Location
- Fairfax Road Sutton Coldfield, Birmingham, West Midlands, B75 7JT England 52°33′42″N 1°47′51″W﻿ / ﻿52.5618°N 1.7975°W

Information
- Type: Academy
- Motto: Sinceritas Laboris
- Established: 1959
- Founder: Gordon Philpott
- Local authority: Birmingham
- Specialist: Business and Enterprise College
- Department for Education URN: 136908 Tables
- Ofsted: Reports
- Chair of Directors: Simon Rowney
- Principal: Sean Castle
- Gender: Co-educational
- Age: 11 to 19
- Enrolment: 1,571
- Capacity: 1,584
- Houses: Coventry Kenilworth Stratford Warwick
- Colours: Black & Yellow
- MAT Website: http://fmat.co.uk
- Website: fairfax.bham.sch.uk

= Fairfax Academy =

Fairfax Academy (formerly Fairfax School) is a secondary school with academy status in the Royal Town of Sutton Coldfield, near Birmingham. The school was established in 1959. The school has a sixth-form.

== History ==
The School opened in 1959; the founding Headmaster was Mr G Philpott. He was followed by Don Field. The School became a grant maintained, under the headship of Mr Richard Metcalfe, it then transitioned to become a foundation school under the School Standards and Framework Act 1998. The School converted to become an Academy (English school) on 1 July 2011 under the headship of Mrs S Calvert. Calvert had been appointed headteacher in September 2006, and left in December 2011.

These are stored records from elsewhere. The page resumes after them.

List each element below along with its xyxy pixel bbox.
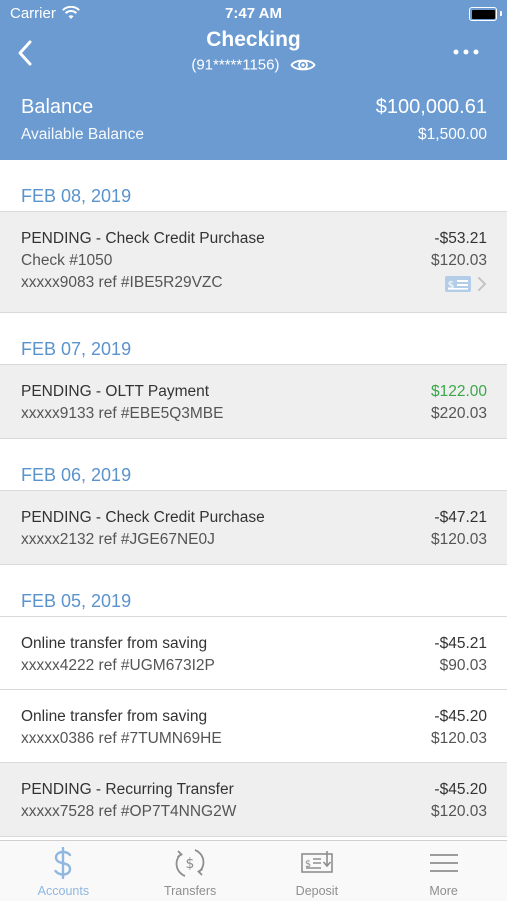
running-balance: $90.03	[439, 657, 487, 674]
transaction-list: FEB 08, 2019 PENDING - Check Credit Purc…	[0, 160, 507, 837]
transaction-row[interactable]: PENDING - OLTT Payment xxxxx9133 ref #EB…	[0, 365, 507, 439]
transaction-amount: -$45.20	[434, 708, 487, 725]
transaction-row[interactable]: PENDING - Check Credit Purchase Check #1…	[0, 212, 507, 313]
transaction-description: Online transfer from saving	[21, 635, 208, 652]
transaction-row[interactable]: Online transfer from saving xxxxx0386 re…	[0, 690, 507, 763]
running-balance: $120.03	[430, 531, 487, 548]
tab-bar: Accounts $ Transfers $ Deposit More	[0, 840, 507, 901]
battery-tip	[500, 11, 502, 16]
transaction-reference: xxxxx7528 ref #OP7T4NNG2W	[21, 803, 237, 820]
tab-label: Accounts	[37, 884, 90, 898]
chevron-right-icon	[478, 277, 487, 291]
available-balance-label: Available Balance	[21, 126, 144, 143]
available-balance-value: $1,500.00	[418, 126, 487, 143]
date-header: FEB 07, 2019	[0, 313, 507, 365]
dollar-icon	[54, 847, 72, 879]
svg-text:$: $	[186, 856, 195, 872]
transaction-reference: xxxxx4222 ref #UGM673I2P	[21, 657, 215, 674]
transaction-description: PENDING - Recurring Transfer	[21, 781, 234, 798]
more-options-icon[interactable]	[451, 42, 481, 62]
transaction-amount: -$45.20	[434, 781, 487, 798]
transaction-row[interactable]: Online transfer from saving xxxxx4222 re…	[0, 617, 507, 690]
transfer-cycle-icon: $	[175, 849, 205, 877]
account-number-row: (91*****1156)	[0, 56, 507, 74]
tab-accounts[interactable]: Accounts	[0, 841, 127, 901]
menu-icon	[429, 854, 458, 872]
transaction-reference: xxxxx9083 ref #IBE5R29VZC	[21, 274, 223, 291]
transaction-description: PENDING - Check Credit Purchase	[21, 230, 265, 247]
transaction-check-number: Check #1050	[21, 252, 113, 269]
running-balance: $120.03	[430, 803, 487, 820]
transaction-description: Online transfer from saving	[21, 708, 208, 725]
account-header: Carrier 7:47 AM Checking (91*****1156) B…	[0, 0, 507, 160]
page-title: Checking	[206, 28, 301, 51]
transaction-reference: xxxxx0386 ref #7TUMN69HE	[21, 730, 222, 747]
clock: 7:47 AM	[225, 5, 282, 22]
transaction-reference: xxxxx2132 ref #JGE67NE0J	[21, 531, 215, 548]
transaction-reference: xxxxx9133 ref #EBE5Q3MBE	[21, 405, 224, 422]
running-balance: $120.03	[430, 252, 487, 269]
battery-icon	[469, 7, 497, 21]
running-balance: $120.03	[430, 730, 487, 747]
date-header: FEB 06, 2019	[0, 439, 507, 491]
tab-transfers[interactable]: $ Transfers	[127, 841, 254, 901]
running-balance: $220.03	[430, 405, 487, 422]
balance-label: Balance	[21, 96, 94, 118]
transaction-amount: -$53.21	[434, 230, 487, 247]
tab-label: Transfers	[163, 884, 217, 898]
tab-deposit[interactable]: $ Deposit	[254, 841, 381, 901]
balance-value: $100,000.61	[375, 96, 487, 118]
date-header: FEB 08, 2019	[0, 160, 507, 212]
transaction-description: PENDING - Check Credit Purchase	[21, 509, 265, 526]
check-deposit-icon: $	[301, 851, 333, 873]
tab-more[interactable]: More	[380, 841, 507, 901]
tab-label: More	[429, 884, 458, 898]
status-bar: Carrier 7:47 AM	[0, 0, 507, 28]
eye-icon[interactable]	[290, 56, 316, 74]
tab-label: Deposit	[295, 884, 339, 898]
account-number: (91*****1156)	[191, 56, 280, 74]
check-image-icon[interactable]: $	[445, 276, 471, 292]
transaction-row[interactable]: PENDING - Recurring Transfer xxxxx7528 r…	[0, 763, 507, 837]
date-header: FEB 05, 2019	[0, 565, 507, 617]
transaction-amount: $122.00	[430, 383, 487, 400]
transaction-amount: -$47.21	[434, 509, 487, 526]
transaction-amount: -$45.21	[434, 635, 487, 652]
transaction-row[interactable]: PENDING - Check Credit Purchase xxxxx213…	[0, 491, 507, 565]
transaction-description: PENDING - OLTT Payment	[21, 383, 210, 400]
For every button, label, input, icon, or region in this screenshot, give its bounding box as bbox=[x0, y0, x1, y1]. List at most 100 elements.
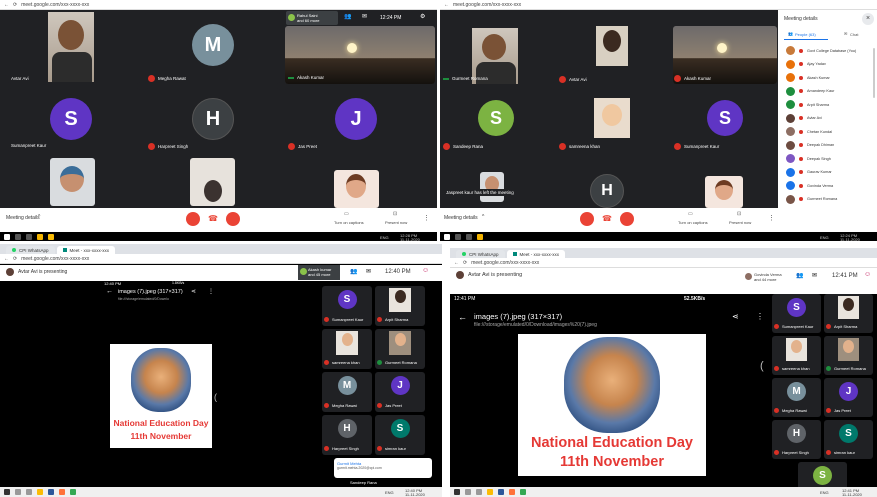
people-list-item[interactable]: Akash Kumar bbox=[786, 73, 830, 82]
participant-tile[interactable]: Avtar Avi bbox=[558, 12, 670, 84]
participant-tile[interactable]: J Jas Preet bbox=[285, 88, 435, 152]
people-list-item[interactable]: Arpit Sharma bbox=[786, 100, 829, 109]
participant-tile[interactable] bbox=[480, 172, 504, 202]
tab-meet[interactable]: Meet - xxx-xxxx-xxx bbox=[506, 250, 566, 258]
mic-off-button[interactable] bbox=[580, 212, 594, 226]
back-icon[interactable]: ← bbox=[454, 260, 459, 266]
tab-chat[interactable]: Chat bbox=[850, 32, 858, 37]
participant-tile[interactable]: samreena khan bbox=[322, 329, 372, 369]
url-text[interactable]: meet.google.com/xxx-xxxx-xxx bbox=[453, 2, 521, 8]
participant-tile[interactable]: J Jas Preet bbox=[824, 378, 873, 417]
chevron-up-icon[interactable]: ^ bbox=[38, 214, 40, 220]
participant-tile[interactable]: samreena khan bbox=[772, 336, 821, 375]
sharing-chip[interactable]: Rahul Saini and 60 more bbox=[286, 11, 338, 25]
file-explorer-icon[interactable] bbox=[487, 489, 493, 495]
participant-tile[interactable]: samreena khan bbox=[558, 88, 670, 152]
captions-button[interactable]: Turn on captions bbox=[334, 220, 364, 225]
task-view-icon[interactable] bbox=[466, 234, 472, 240]
people-list-item[interactable]: Gurmeet Romana bbox=[786, 194, 837, 204]
join-notification[interactable]: Gurmit Mehta gurmit.mehta.2020@cpi.com bbox=[334, 458, 432, 478]
people-icon[interactable]: 👥 bbox=[344, 13, 351, 20]
reload-icon[interactable]: ⟳ bbox=[463, 260, 467, 266]
more-options-icon[interactable]: ⋮ bbox=[768, 214, 775, 222]
people-list-item[interactable]: Govt College Database (You) bbox=[786, 46, 856, 55]
people-list-item[interactable]: Gaurav Kumar bbox=[786, 167, 832, 177]
captions-icon[interactable]: ▭ bbox=[344, 211, 349, 217]
chat-icon[interactable]: ✉ bbox=[812, 272, 817, 279]
windows-icon[interactable] bbox=[454, 489, 460, 495]
participant-tile[interactable]: H Harpreet Singh bbox=[772, 420, 821, 459]
chevron-up-icon[interactable]: ^ bbox=[482, 214, 484, 220]
people-icon[interactable]: 👥 bbox=[788, 31, 793, 36]
more-options-icon[interactable]: ⋮ bbox=[756, 312, 764, 321]
people-list-item[interactable]: Govinda Verma bbox=[786, 181, 833, 190]
present-icon[interactable]: ⊡ bbox=[393, 211, 397, 217]
participant-tile[interactable]: M Megha Rawat bbox=[772, 378, 821, 417]
taskbar-date[interactable]: 11-11-2020 bbox=[405, 492, 425, 497]
back-icon[interactable]: ← bbox=[4, 256, 9, 262]
chat-icon[interactable]: ✉ bbox=[844, 31, 847, 36]
language-indicator[interactable]: ENG bbox=[380, 235, 389, 240]
activities-icon[interactable]: ☺ bbox=[422, 267, 429, 274]
file-explorer-icon[interactable] bbox=[37, 489, 43, 495]
participant-tile[interactable]: Akash Kumar bbox=[285, 26, 435, 84]
sharing-chip[interactable]: Govinda Verma and 44 more bbox=[743, 270, 791, 285]
mic-off-button[interactable] bbox=[186, 212, 200, 226]
participant-tile[interactable]: Gurmeet Romana bbox=[442, 12, 554, 84]
captions-button[interactable]: Turn on captions bbox=[678, 220, 708, 225]
chat-icon[interactable]: ✉ bbox=[362, 13, 367, 20]
tab-whatsapp[interactable]: CPI WhatsApp bbox=[6, 246, 55, 254]
participant-tile[interactable]: Arpit Sharma bbox=[375, 286, 425, 326]
firefox-icon[interactable] bbox=[509, 489, 515, 495]
word-icon[interactable] bbox=[498, 489, 504, 495]
language-indicator[interactable]: ENG bbox=[820, 235, 829, 240]
participant-tile[interactable]: S Sandeep Rana bbox=[442, 88, 554, 152]
chat-icon[interactable]: ✉ bbox=[366, 268, 371, 275]
camera-off-button[interactable] bbox=[620, 212, 634, 226]
participant-tile[interactable]: Avtar Avi bbox=[8, 12, 140, 84]
participant-tile[interactable]: Akash Kumar bbox=[673, 26, 777, 84]
present-now-button[interactable]: Present now bbox=[729, 220, 751, 225]
tab-meet[interactable]: Meet - xxx-xxxx-xxx bbox=[56, 246, 116, 254]
windows-icon[interactable] bbox=[4, 234, 10, 240]
camera-off-button[interactable] bbox=[226, 212, 240, 226]
address-bar[interactable]: ← ⟳ meet.google.com/xxx-xxxx-xxx bbox=[0, 0, 437, 10]
language-indicator[interactable]: ENG bbox=[820, 490, 829, 495]
participant-tile[interactable]: S Sumanpreet Kaur bbox=[322, 286, 372, 326]
chrome-icon[interactable] bbox=[70, 489, 76, 495]
participant-tile[interactable]: Ssimran kaur bbox=[824, 420, 873, 459]
hang-up-icon[interactable]: ☎ bbox=[602, 214, 612, 223]
chrome-icon[interactable] bbox=[477, 234, 483, 240]
participant-tile[interactable]: Gurmeet Romana bbox=[375, 329, 425, 369]
reload-icon[interactable]: ⟳ bbox=[13, 256, 17, 262]
participant-tile[interactable]: S Sumanpreet Kaur bbox=[673, 88, 777, 152]
chrome-icon[interactable] bbox=[520, 489, 526, 495]
collapse-handle-icon[interactable]: ( bbox=[214, 392, 217, 402]
search-icon[interactable] bbox=[465, 489, 471, 495]
search-icon[interactable] bbox=[15, 234, 21, 240]
windows-icon[interactable] bbox=[444, 234, 450, 240]
address-bar[interactable]: ← meet.google.com/xxx-xxxx-xxx bbox=[440, 0, 877, 10]
participant-tile[interactable]: S Sumanpreet Kaur bbox=[8, 88, 140, 152]
participant-tile[interactable]: J Jas Preet bbox=[375, 372, 425, 412]
people-list-item[interactable]: Amandeep Kaur bbox=[786, 86, 834, 96]
task-view-icon[interactable] bbox=[26, 489, 32, 495]
chrome-icon[interactable] bbox=[37, 234, 43, 240]
hang-up-icon[interactable]: ☎ bbox=[208, 214, 218, 223]
url-text[interactable]: meet.google.com/xxx-xxxx-xxx bbox=[21, 256, 89, 262]
meeting-details-link[interactable]: Meeting details bbox=[444, 215, 478, 221]
activities-icon[interactable]: ☺ bbox=[864, 271, 871, 278]
collapse-handle-icon[interactable]: ( bbox=[760, 360, 764, 372]
reload-icon[interactable]: ⟳ bbox=[13, 2, 17, 8]
captions-icon[interactable]: ▭ bbox=[688, 211, 693, 217]
url-text[interactable]: meet.google.com/xxx-xxxx-xxx bbox=[21, 2, 89, 8]
participant-tile[interactable]: Gurmeet Romana bbox=[824, 336, 873, 375]
back-arrow-icon[interactable]: ← bbox=[458, 312, 467, 322]
tab-whatsapp[interactable]: CPI WhatsApp bbox=[456, 250, 505, 258]
search-icon[interactable] bbox=[455, 234, 461, 240]
participant-tile[interactable]: H Harpreet Singh bbox=[145, 88, 280, 152]
close-icon[interactable]: × bbox=[862, 13, 874, 25]
more-options-icon[interactable]: ⋮ bbox=[208, 288, 214, 295]
participant-tile[interactable]: Ssimran kaur bbox=[375, 415, 425, 455]
participant-tile[interactable]: Arpit Sharma bbox=[824, 294, 873, 333]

Mr A Bird was appointed as headteacher from the start of the Spring Term 2011/12. On 1 November 2014 Fairfax School became part of the Fairfax Multi Academy Trust; Mr Bird became the Executive Head and Deborah Bunn was Headteacher. The school was later renamed Fairfax Academy. Bournville School, Smith's Wood Academy and Erdington Academy are also members of the Fairfax Multi-Academy Trust.

The School badge depicts the houses

==School performance==

As of 2024, the school's most recent inspection by Ofsted was in May 2024, a two-day inspection with a judgement of Good.